By 1997, Hawkins had moved to Toronto to take a job at insurance specialist Buck Consultants. Still working on universal life, valuing the products and helping brokers design them, he was loving his job of analyzing old contracts, some of which were issued by insurance companies long ago acquired by competitors. 

trial began in September 2018. The insurers have argued that the court shouldn’t analyze the language of the contracts, explaining that the policies need to be looked at in terms of their purpose and intent and the context in which they were issued. They say the “spirit” of the insurance contracts was just that: insurance; they were not to be used as investments, as the plaintiffs claim. The insurers have filed multiple briefs on “context” that include the history of the Insurance Companies Act, tax policies, and other regulations, including how to calculate reserve requirements. Context, if it’s relevant, though, has to be entirely obvious to the consumer, say legal experts. 

Manulife, for one, has pulled out the bankruptcy card. Its expert witness claimed in court that the insurance company will go out of business if Hawkins and Selke are allowed to put an unlimited amount of money into the contracts.

announced on October 4 a short position in the insurer and issued a report on Manulife’s potential liabilities, sending the stock down 14 percent. “If the judge rules in Mosten’s favor, they could turn this into the world’s highest-yielding money market. This would be an attractive alternative for fund managers to stash cash and they could stuff Manulife with billions,” Block told Real Vision, a financial news show, in December.

(In a written statement, Manulife asserted that it “takes its disclosure obligations seriously and has complied with applicable disclosure requirements. The Company carefully reviews litigation before making a determination whether to disclose it. The likelihood of a significant loss in this case is remote and therefore the Mosten matter is not material. As stated in our third-quarter 2018 analyst call, we anticipate that Mosten and others who have an interest in undermining confidence in Manulife will continue to resist our position and may have an interest in spreading misinformation.”)

Block stressed that he isn’t making a bet on which way the litigation will go, but instead was shorting the stock because the market wasn’t aware of the risks at the time. Manulife disclosed information about the trial for the first time in a press release on October 4th, after the Muddy Waters report. 

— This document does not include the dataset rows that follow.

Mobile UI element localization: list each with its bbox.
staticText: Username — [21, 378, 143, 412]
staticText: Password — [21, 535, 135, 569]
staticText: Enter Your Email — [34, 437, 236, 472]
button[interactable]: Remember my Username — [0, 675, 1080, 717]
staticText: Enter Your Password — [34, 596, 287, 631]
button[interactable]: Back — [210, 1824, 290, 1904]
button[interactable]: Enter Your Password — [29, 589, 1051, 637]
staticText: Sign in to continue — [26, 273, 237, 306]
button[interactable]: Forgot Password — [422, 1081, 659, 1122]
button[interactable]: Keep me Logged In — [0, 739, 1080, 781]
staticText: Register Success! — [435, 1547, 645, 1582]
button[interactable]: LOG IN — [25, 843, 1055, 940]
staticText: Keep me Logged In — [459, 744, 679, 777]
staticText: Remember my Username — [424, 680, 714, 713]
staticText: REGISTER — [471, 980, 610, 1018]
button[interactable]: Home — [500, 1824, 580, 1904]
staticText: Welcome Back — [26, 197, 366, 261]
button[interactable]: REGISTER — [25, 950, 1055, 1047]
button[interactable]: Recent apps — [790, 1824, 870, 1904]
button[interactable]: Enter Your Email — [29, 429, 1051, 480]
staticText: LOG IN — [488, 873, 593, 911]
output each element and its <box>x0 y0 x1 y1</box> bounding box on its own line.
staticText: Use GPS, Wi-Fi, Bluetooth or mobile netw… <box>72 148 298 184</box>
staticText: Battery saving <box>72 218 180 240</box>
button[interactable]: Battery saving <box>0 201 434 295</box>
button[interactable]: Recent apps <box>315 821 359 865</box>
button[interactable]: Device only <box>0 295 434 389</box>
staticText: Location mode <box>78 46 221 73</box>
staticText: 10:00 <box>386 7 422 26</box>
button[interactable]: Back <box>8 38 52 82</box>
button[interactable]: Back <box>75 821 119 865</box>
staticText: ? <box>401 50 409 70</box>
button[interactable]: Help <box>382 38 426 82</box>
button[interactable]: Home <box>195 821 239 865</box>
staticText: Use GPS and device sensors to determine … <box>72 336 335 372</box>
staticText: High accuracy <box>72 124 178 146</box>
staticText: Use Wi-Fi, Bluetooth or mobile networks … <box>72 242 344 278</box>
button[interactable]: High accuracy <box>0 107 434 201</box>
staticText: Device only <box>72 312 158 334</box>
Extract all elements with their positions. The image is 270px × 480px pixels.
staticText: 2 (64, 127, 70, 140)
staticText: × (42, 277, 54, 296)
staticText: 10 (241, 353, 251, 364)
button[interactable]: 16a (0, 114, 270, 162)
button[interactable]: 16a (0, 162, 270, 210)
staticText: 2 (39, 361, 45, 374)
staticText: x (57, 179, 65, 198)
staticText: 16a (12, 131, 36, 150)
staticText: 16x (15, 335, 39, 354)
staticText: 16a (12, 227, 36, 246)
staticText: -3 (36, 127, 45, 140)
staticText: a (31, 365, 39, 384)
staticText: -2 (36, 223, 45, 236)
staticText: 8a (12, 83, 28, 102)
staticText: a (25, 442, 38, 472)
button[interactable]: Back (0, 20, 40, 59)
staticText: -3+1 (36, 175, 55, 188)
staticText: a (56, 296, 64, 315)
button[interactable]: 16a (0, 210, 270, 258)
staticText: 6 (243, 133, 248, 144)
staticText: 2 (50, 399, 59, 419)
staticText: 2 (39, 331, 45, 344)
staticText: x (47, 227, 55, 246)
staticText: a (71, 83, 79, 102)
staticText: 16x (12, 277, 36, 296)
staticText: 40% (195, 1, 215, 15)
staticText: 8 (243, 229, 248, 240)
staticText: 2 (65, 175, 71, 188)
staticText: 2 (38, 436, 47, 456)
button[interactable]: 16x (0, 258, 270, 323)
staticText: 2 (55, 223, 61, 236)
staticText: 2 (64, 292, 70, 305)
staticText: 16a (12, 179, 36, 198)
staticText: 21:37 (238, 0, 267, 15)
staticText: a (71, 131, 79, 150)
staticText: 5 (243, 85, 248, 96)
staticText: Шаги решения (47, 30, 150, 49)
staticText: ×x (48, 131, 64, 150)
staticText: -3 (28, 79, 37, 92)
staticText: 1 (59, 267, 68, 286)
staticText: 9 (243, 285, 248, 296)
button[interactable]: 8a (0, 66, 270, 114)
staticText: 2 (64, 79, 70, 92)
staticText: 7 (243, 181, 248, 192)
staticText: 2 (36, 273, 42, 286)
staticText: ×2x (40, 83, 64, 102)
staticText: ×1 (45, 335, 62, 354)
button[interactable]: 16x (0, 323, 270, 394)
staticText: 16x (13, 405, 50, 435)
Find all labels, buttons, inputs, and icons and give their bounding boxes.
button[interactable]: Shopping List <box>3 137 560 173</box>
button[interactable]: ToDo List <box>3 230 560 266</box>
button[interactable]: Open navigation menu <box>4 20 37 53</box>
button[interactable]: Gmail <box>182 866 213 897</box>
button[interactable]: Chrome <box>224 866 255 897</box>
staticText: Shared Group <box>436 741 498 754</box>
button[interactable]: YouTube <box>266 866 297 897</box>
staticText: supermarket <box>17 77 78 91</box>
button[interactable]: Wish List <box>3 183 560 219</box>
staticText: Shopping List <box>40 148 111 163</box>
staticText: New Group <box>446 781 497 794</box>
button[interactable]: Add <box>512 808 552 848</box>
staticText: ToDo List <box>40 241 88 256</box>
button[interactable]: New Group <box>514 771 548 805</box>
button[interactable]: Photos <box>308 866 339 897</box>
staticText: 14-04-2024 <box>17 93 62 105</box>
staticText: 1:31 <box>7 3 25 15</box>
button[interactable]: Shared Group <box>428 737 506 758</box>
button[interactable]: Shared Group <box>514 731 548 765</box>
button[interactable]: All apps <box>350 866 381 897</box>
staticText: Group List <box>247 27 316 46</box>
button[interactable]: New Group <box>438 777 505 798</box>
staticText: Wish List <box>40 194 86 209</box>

changed its insurance regulations to limit the amount of premiums a life insurer may receive or accept for deposit in certain life insurance policies. Manulife then issued a press release saying the regulation changes resolved the case. “Manulife and the other life insurers involved in similar matters plan to make submissions to the court, asking it to dismiss the claims that life insurers can be compelled to accept unlimited premium payments,” the firm said. Industrial Alliance issued a similar statement. Manulife’s stock rose, at least temporarily. 

The regulation, which was retroactive, came only a few weeks after the end of the trial and didn’t follow normal procedural processes, such as public comment and discussion. Many rules can take 18 months to be implemented. Other provinces don’t have similar rules on limits. “It’s very unusual for the government to intervene in an ongoing trial,” says Selke. The Canadian Life and Health Insurance Association intervened in the case, saying Mosten’s and the other partnerships’ position is contrary to the intended purpose of the product and the regulatory system in Canada. 

Block agreed that the timing of the regulation was odd. “This is suspicious in timing. The regulation was promulgated two or three weeks after we made it public. So they get media attention and suddenly there’s a new Saskatchewan regulation. Interesting insight into our friends to the north,” he told Real Vision

It’s not the first time insurance companies have struggled after mistakes from bad underwriting, particularly after 2008, when the market downturn and fall in interest rates highlighted the financial impact. Manulife had to issue more shares and borrow billions during the financial crisis after failing to hedge the risk of variable-annuity guarantees. Hartford Financial, Voya Financial, and other insurers sold off billions of variable life or annuity liabilities for a fraction of their costs in the last ten years because the contracts had been a drag on their stock prices. 

No one would be fighting about these contracts if it weren’t for low interest rates. The insurers never imagined that long-term interest rates around the world would drop far below 5 percent. 

After the Saskatchewan regulation, the judge in the case said he would consider the rule and delayed his decision. Manulife filed a new brief in late December; Hawkins and Selke will file a response at the end of January. The trial will be reopened for three days in February.